Joe Biden confessed during a virtual town hall Thursday that the US is an overwhelmingly “decent” nation. However, the candidate for the president believes that there is 10 to 15 percent of them are “just not very good people”.
Joe Biden, a Democrat, accuses President Trump of dividing the United States. He said that when a leader does that “you’re going to get the worst of us to come out,” meaning George Floyd’s tragedy.
Biden said he ‘loves people,’ however, there is some Americans who get things wrong.
“There are probably anywhere from 10 to 15 percent of the people out there, they’re just not very good people,” Biden said and added that “is not who we are” because the vast majority of Americans are decent citizens and people.
Biden also appealed to unite people, bring them together, saying that is the only way to remain a nation under the current situation.
Commenting on the protests across the country, Biden acknowledged that there are privileges and he enjoys as a white man in America.
“I’m a white man. I think I understand, but I can’t feel it. I mean I feel it, but I don’t know what it’s like to be a black man walking down the street and be accosted,” he said.
The former Vice President confessed he has any idea what it’s like to be treated in a prejudiced way as a black man. But he does know what it’s like to be humiliated. “Because when I was a kid, I used to stutter — like that,” Mr Biden said.
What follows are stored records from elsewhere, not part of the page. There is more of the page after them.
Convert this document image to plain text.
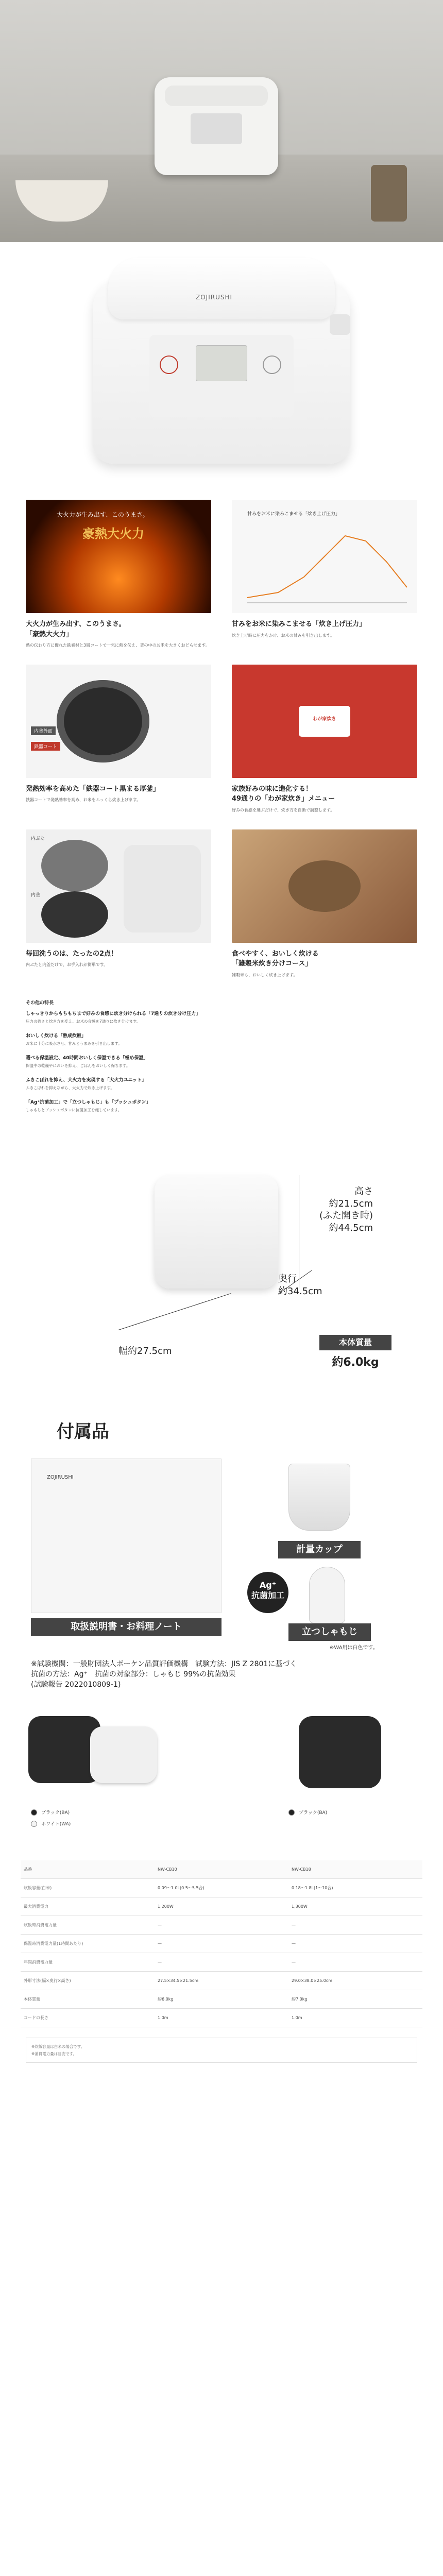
ZOJIRUSHI
大火力が生み出す、このうまさ。
豪熱大火力
大火力が生み出す、このうまさ。
「豪熱大火力」
熱の伝わり方に優れた鉄素材と3層コートで一気に熱を伝え、釜の中のお米を大きくおどらせます。
甘みをお米に染みこませる「炊き上げ圧力」
甘みをお米に染みこませる「炊き上げ圧力」
炊き上げ時に圧力をかけ、お米の甘みを引き出します。
鉄器コート
内釜外面
発熱効率を高めた「鉄器コート黒まる厚釜」
鉄器コートで発熱効率を高め、お米をふっくら炊き上げます。
わが家炊き
家族好みの味に進化する！
49通りの「わが家炊き」メニュー
好みの食感を選ぶだけで、炊き方を自動で調整します。
内ぶた
内釜
毎回洗うのは、たったの2点！
内ぶたと内釜だけで、お手入れが簡単です。
食べやすく、おいしく炊ける
「雑穀米炊き分けコース」
雑穀米も、おいしく炊き上げます。
その他の特長
しゃっきりからもちもちまで好みの食感に炊き分けられる「7通りの炊き分け圧力」
圧力の強さと炊き方を変え、お米の食感を7通りに炊き分けます。
おいしく炊ける「熟成炊飯」
お米に十分に吸水させ、甘みとうまみを引き出します。
選べる保温設定、40時間おいしく保温できる「極め保温」
保温中の乾燥やにおいを抑え、ごはんをおいしく保ちます。
ふきこぼれを抑え、大火力を実現する「大火力ユニット」
ふきこぼれを抑えながら、大火力で炊き上げます。
「Ag⁺抗菌加工」で「立つしゃもじ」も「プッシュボタン」
しゃもじとプッシュボタンに抗菌加工を施しています。
高さ
約21.5cm
(ふた開き時)
約44.5cm
奥行
約34.5cm
幅約27.5cm
本体質量
約6.0kg
付属品
ZOJIRUSHI
取扱説明書・お料理ノート
計量カップ
Ag⁺
抗菌加工
立つしゃもじ
※WA用は白色です。
※試験機関：一般財団法人ボーケン品質評価機構　試験方法：JIS Z 2801に基づく
抗菌の方法：Ag⁺　抗菌の対象部分：しゃもじ 99%の抗菌効果
(試験報告 2022010809-1)
ブラック(BA)
ホワイト(WA)
ブラック(BA)
品番	NW-CB10	NW-CB18
炊飯容量(白米)	0.09〜1.0L(0.5〜5.5合)	0.18〜1.8L(1〜10合)
最大消費電力	1,200W	1,300W
炊飯時消費電力量	—	—
保温時消費電力量(1時間あたり)	—	—
年間消費電力量	—	—
外形寸法(幅×奥行×高さ)	27.5×34.5×21.5cm	29.0×38.0×25.0cm
本体質量	約6.0kg	約7.0kg
コードの長さ	1.0m	1.0m
※炊飯容量は白米の場合です。
※消費電力量は目安です。
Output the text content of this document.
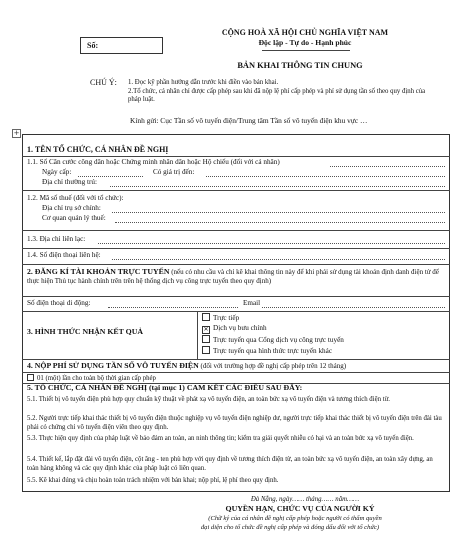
Số:
CỘNG HOÀ XÃ HỘI CHỦ NGHĨA VIỆT NAM
Độc lập - Tự do - Hạnh phúc
BẢN KHAI THÔNG TIN CHUNG
CHÚ Ý: 1. Đọc kỹ phần hướng dẫn trước khi điền vào bản khai.
2.Tổ chức, cá nhân chỉ được cấp phép sau khi đã nộp lệ phí cấp phép và phí sử dụng tần số theo quy định của pháp luật.
Kính gửi: Cục Tần số vô tuyến điện/Trung tâm Tần số vô tuyến điện khu vực …
+
1. TÊN TỔ CHỨC, CÁ NHÂN ĐỀ NGHỊ
1.1. Số Căn cước công dân hoặc Chứng minh nhân dân hoặc Hộ chiếu (đối với cá nhân)
Ngày cấp:	Có giá trị đến:
Địa chỉ thường trú:
1.2. Mã số thuế (đối với tổ chức):
Địa chỉ trụ sở chính:
Cơ quan quản lý thuế:
1.3. Địa chỉ liên lạc:
1.4. Số điện thoại liên hệ:
2. ĐĂNG KÍ TÀI KHOẢN TRỰC TUYẾN (nếu có nhu cầu và chỉ kê khai thông tin này để khi phải sử dụng tài khoản định danh điện tử để thực hiện Thủ tục hành chính trên trên hệ thống dịch vụ công trực tuyến theo quy định)
Số điện thoại di động:	Email
3. HÌNH THỨC NHẬN KẾT QUẢ
Trực tiếp
✕ Dịch vụ bưu chính
Trực tuyến qua Cổng dịch vụ công trực tuyến
Trực tuyến qua hình thức trực tuyến khác
4. NỘP PHÍ SỬ DỤNG TẦN SỐ VÔ TUYẾN ĐIỆN (đối với trường hợp đề nghị cấp phép trên 12 tháng)
01 (một) lần cho toàn bộ thời gian cấp phép
5. TỔ CHỨC, CÁ NHÂN ĐỀ NGHỊ (tại mục 1) CAM KẾT CÁC ĐIỀU SAU ĐÂY:
5.1. Thiết bị vô tuyến điện phù hợp quy chuẩn kỹ thuật về phát xạ vô tuyến điện, an toàn bức xạ vô tuyến điện và tương thích điện từ.
5.2. Người trực tiếp khai thác thiết bị vô tuyến điện thuộc nghiệp vụ vô tuyến điện nghiệp dư, người trực tiếp khai thác thiết bị vô tuyến điện trên đài tàu phải có chứng chỉ vô tuyến điện viên theo quy định.
5.3. Thực hiện quy định của pháp luật về bảo đảm an toàn, an ninh thông tin; kiểm tra giải quyết nhiễu có hại và an toàn bức xạ vô tuyến điện.
5.4. Thiết kế, lắp đặt đài vô tuyến điện, cột ăng - ten phù hợp với quy định về tương thích điện từ, an toàn bức xạ vô tuyến điện, an toàn xây dựng, an toàn hàng không và các quy định khác của pháp luật có liên quan.
5.5. Kê khai đúng và chịu hoàn toàn trách nhiệm với bản khai; nộp phí, lệ phí theo quy định.
Đà Nẵng, ngày…… tháng…… năm……
QUYỀN HẠN, CHỨC VỤ CỦA NGƯỜI KÝ
(Chữ ký của cá nhân đề nghị cấp phép hoặc người có thẩm quyền
đại diện cho tổ chức đề nghị cấp phép và đóng dấu đối với tổ chức)
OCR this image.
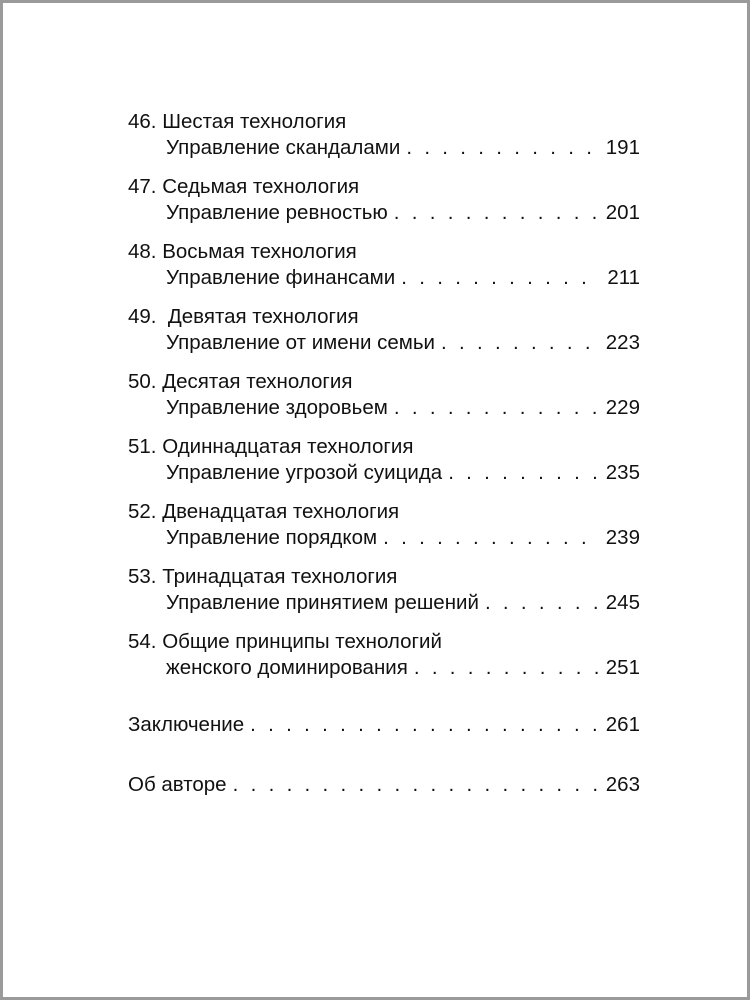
46.
Шестая технология
Управление скандалами . . .	191
47.
Седьмая технология
Управление ревностью . . .	201
48.
Восьмая технология
Управление финансами . . .	211
49.
Девятая технология
Управление от имени семьи . . .	223
50.
Десятая технология
Управление здоровьем . . .	229
51.
Одиннадцатая технология
Управление угрозой суицида . . .	235
52.
Двенадцатая технология
Управление порядком . . .	239
53.
Тринадцатая технология
Управление принятием решений . . .	245
54.
Общие принципы технологий
женского доминирования . . .	251
Заключение . . .	261
Об авторе . . .	263
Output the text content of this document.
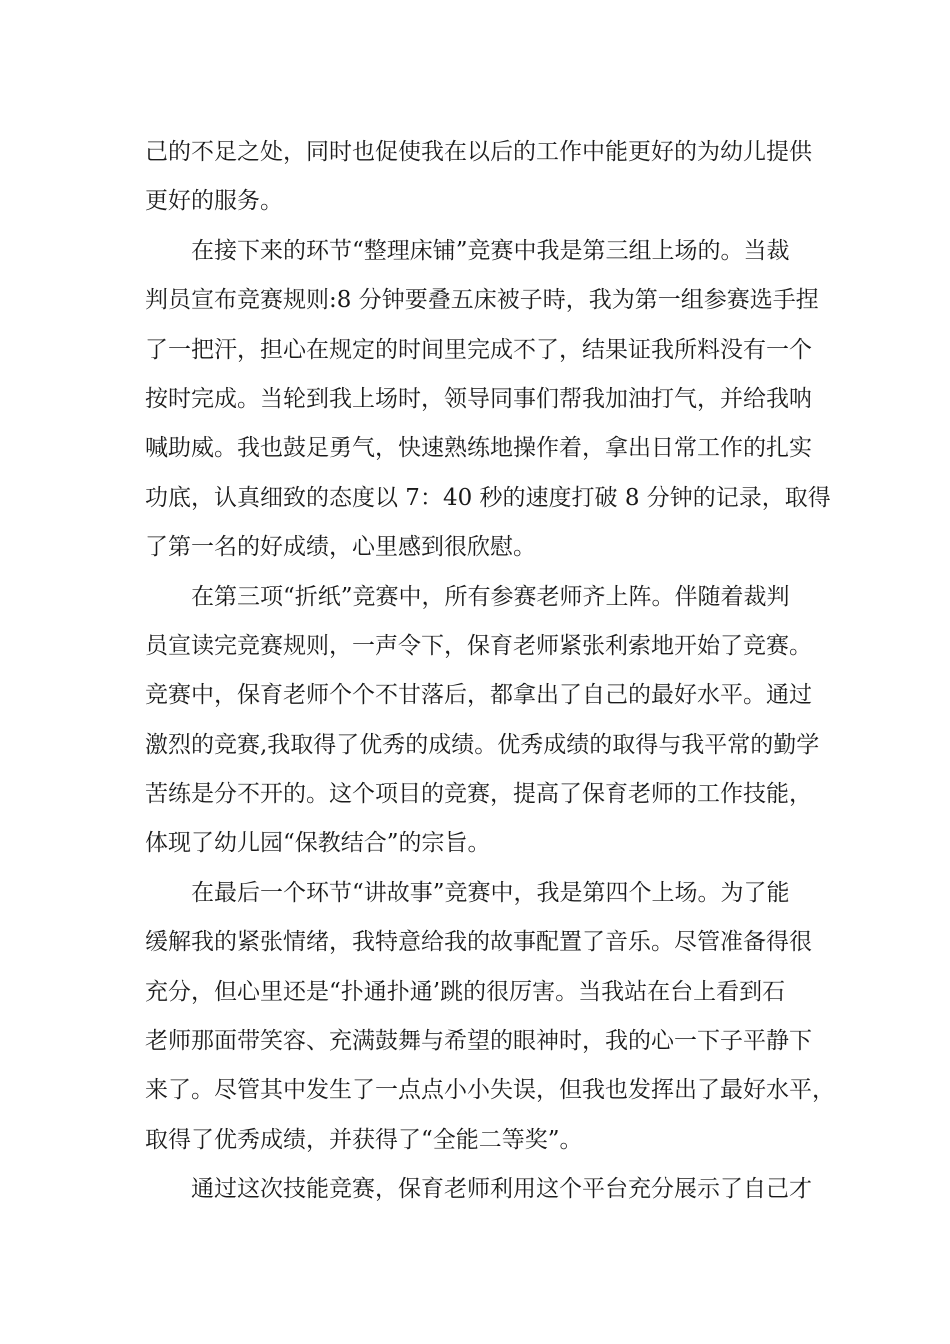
己的不足之处，同时也促使我在以后的工作中能更好的为幼儿提供
更好的服务。
在接下来的环节“整理床铺”竞赛中我是第三组上场的。当裁
判员宣布竞赛规则:8 分钟要叠五床被子時，我为第一组参赛选手捏
了一把汗，担心在规定的时间里完成不了，结果证我所料没有一个
按时完成。当轮到我上场时，领导同事们帮我加油打气，并给我呐
喊助威。我也鼓足勇气，快速熟练地操作着，拿出日常工作的扎实
功底，认真细致的态度以 7：40 秒的速度打破 8 分钟的记录，取得
了第一名的好成绩，心里感到很欣慰。
在第三项“折纸”竞赛中，所有参赛老师齐上阵。伴随着裁判
员宣读完竞赛规则，一声令下，保育老师紧张利索地开始了竞赛。
竞赛中，保育老师个个不甘落后，都拿出了自己的最好水平。通过
激烈的竞赛,我取得了优秀的成绩。优秀成绩的取得与我平常的勤学
苦练是分不开的。这个项目的竞赛，提高了保育老师的工作技能，
体现了幼儿园“保教结合”的宗旨。
在最后一个环节“讲故事”竞赛中，我是第四个上场。为了能
缓解我的紧张情绪，我特意给我的故事配置了音乐。尽管准备得很
充分，但心里还是“扑通扑通’跳的很厉害。当我站在台上看到石
老师那面带笑容、充满鼓舞与希望的眼神时，我的心一下子平静下
来了。尽管其中发生了一点点小小失误，但我也发挥出了最好水平，
取得了优秀成绩，并获得了“全能二等奖”。
通过这次技能竞赛，保育老师利用这个平台充分展示了自己才
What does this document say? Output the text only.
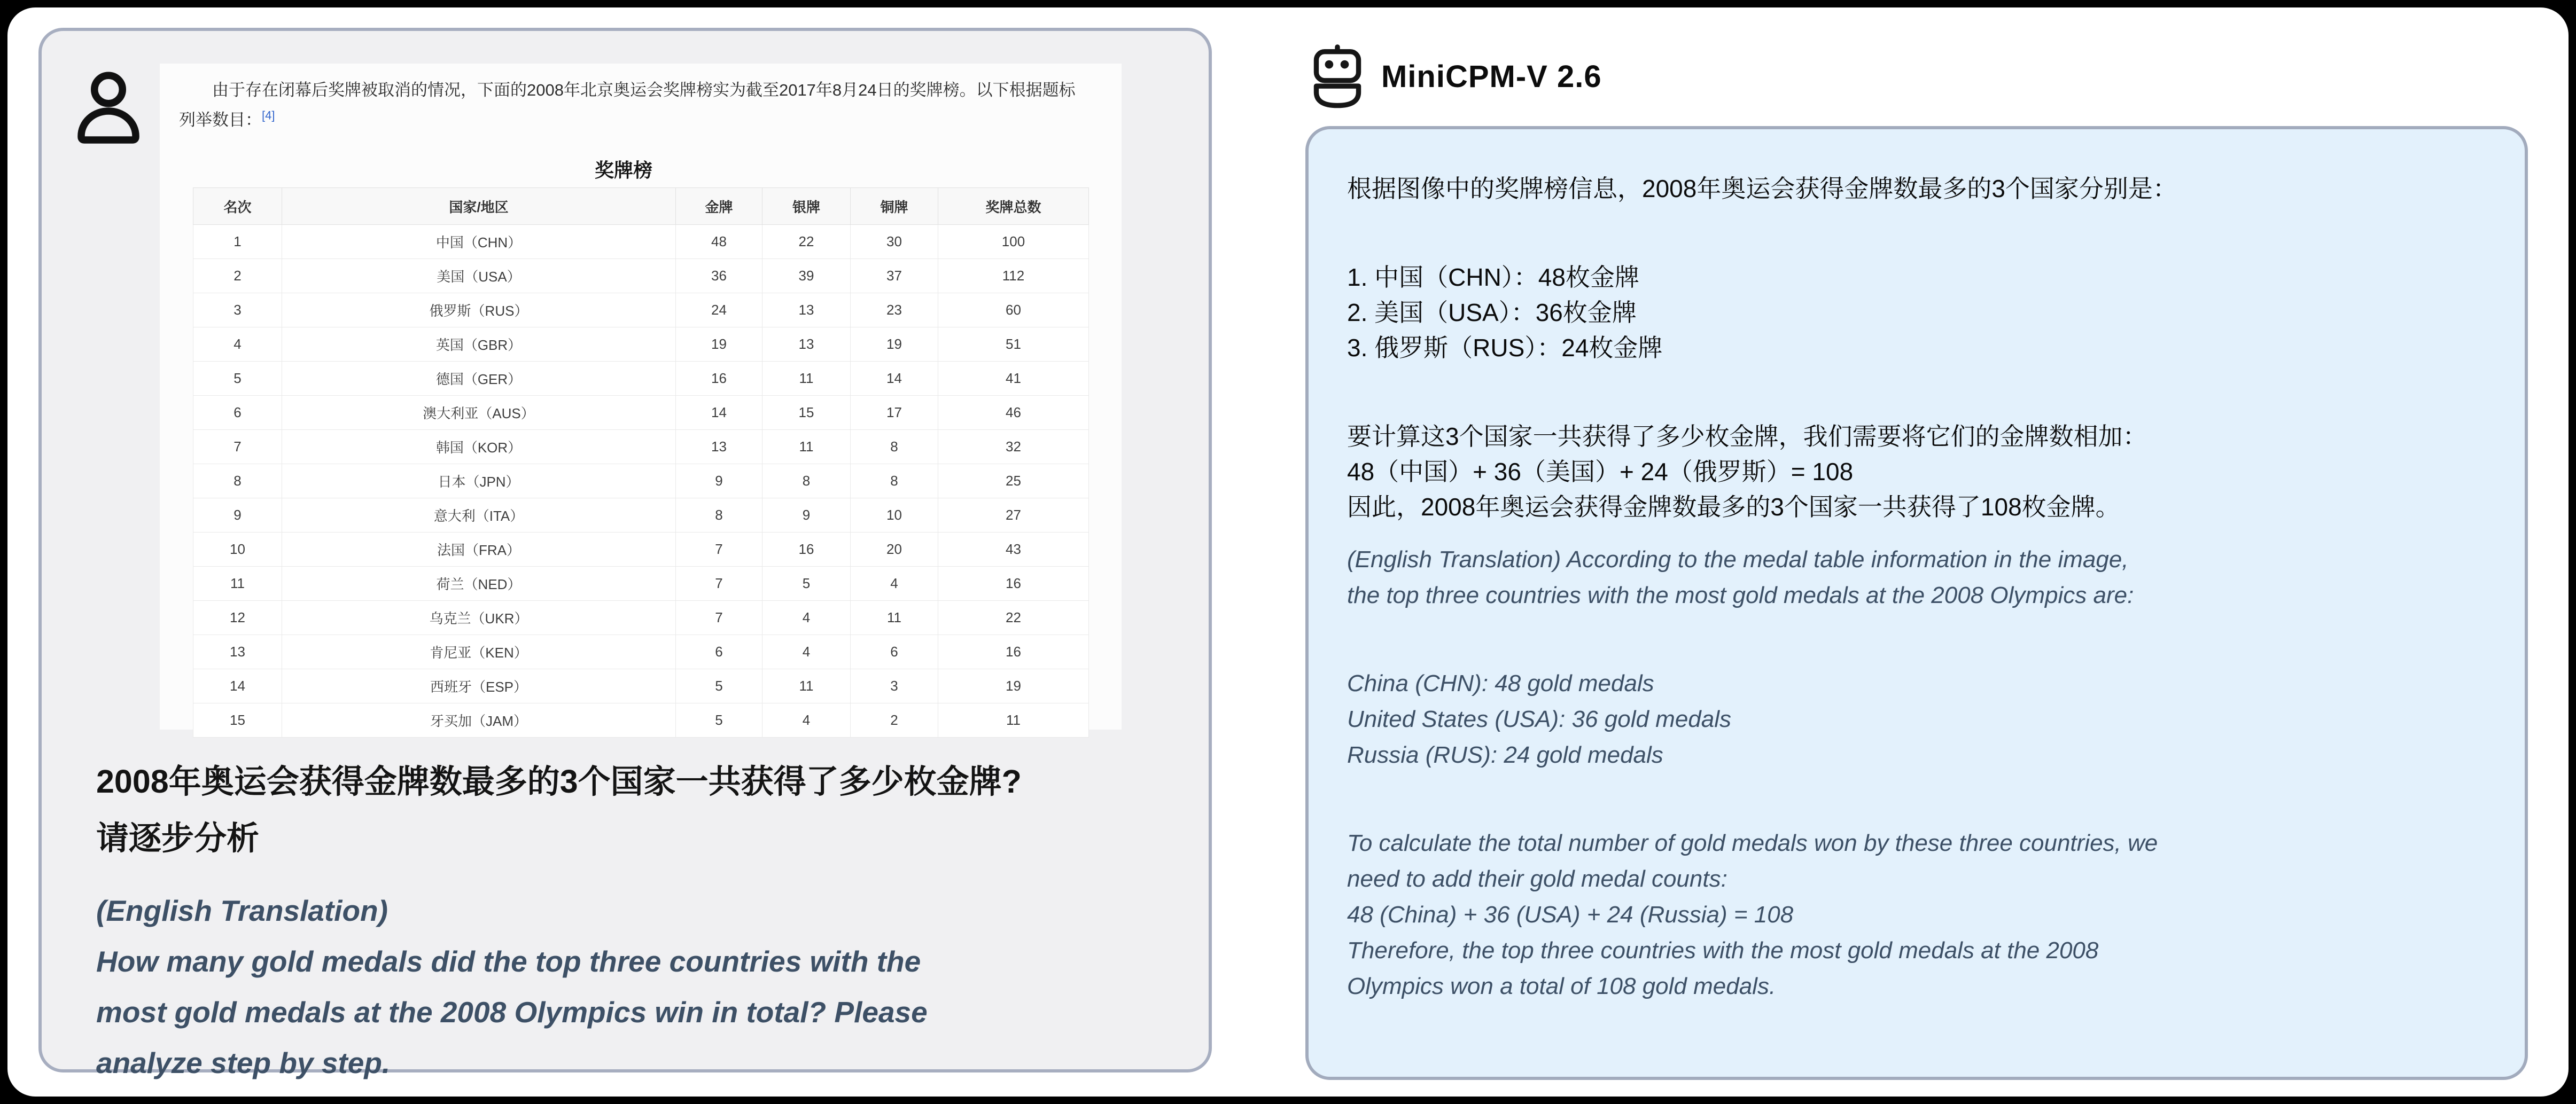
由于存在闭幕后奖牌被取消的情况，下面的2008年北京奥运会奖牌榜实为截至2017年8月24日的奖牌榜。以下根据题标列举数目：[4]
奖牌榜
名次	国家/地区	金牌	银牌	铜牌	奖牌总数
1	中国（CHN）	48	22	30	100
2	美国（USA）	36	39	37	112
3	俄罗斯（RUS）	24	13	23	60
4	英国（GBR）	19	13	19	51
5	德国（GER）	16	11	14	41
6	澳大利亚（AUS）	14	15	17	46
7	韩国（KOR）	13	11	8	32
8	日本（JPN）	9	8	8	25
9	意大利（ITA）	8	9	10	27
10	法国（FRA）	7	16	20	43
11	荷兰（NED）	7	5	4	16
12	乌克兰（UKR）	7	4	11	22
13	肯尼亚（KEN）	6	4	6	16
14	西班牙（ESP）	5	11	3	19
15	牙买加（JAM）	5	4	2	11
2008年奥运会获得金牌数最多的3个国家一共获得了多少枚金牌?
请逐步分析
(English Translation)
How many gold medals did the top three countries with the
most gold medals at the 2008 Olympics win in total? Please
analyze step by step.
MiniCPM-V 2.6
根据图像中的奖牌榜信息，2008年奥运会获得金牌数最多的3个国家分别是：
1. 中国（CHN）：48枚金牌
2. 美国（USA）：36枚金牌
3. 俄罗斯（RUS）：24枚金牌
要计算这3个国家一共获得了多少枚金牌，我们需要将它们的金牌数相加：
48（中国）+ 36（美国）+ 24（俄罗斯）= 108
因此，2008年奥运会获得金牌数最多的3个国家一共获得了108枚金牌。
(English Translation) According to the medal table information in the image,
the top three countries with the most gold medals at the 2008 Olympics are:
China (CHN): 48 gold medals
United States (USA): 36 gold medals
Russia (RUS): 24 gold medals
To calculate the total number of gold medals won by these three countries, we
need to add their gold medal counts:
48 (China) + 36 (USA) + 24 (Russia) = 108
Therefore, the top three countries with the most gold medals at the 2008
Olympics won a total of 108 gold medals.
“I am used to bullies. I am used to people who take advantage of people. I am used to people who in fact just try to exert power for their own egotistical reasons,” he added.
Biden also said people may be right to say he has not done enough to solve issues. According to the former VP, the hate didn’t begin with Donald Trump, but it’s not gonna end with him. “The history of our country is not a fairy tale,” Biden said.
In his efforts to unite the nation, Biden reminded that the Americans are in a battle for the soul of this nation that has been a constant push and pulls for over 200 years. “I call every American to ask themselves, ask them the following– is this who we are, what we’re seeing now? Is this we want to be? Is this what we will pass on to our kids and our grandkids?” he set the rhetoric question.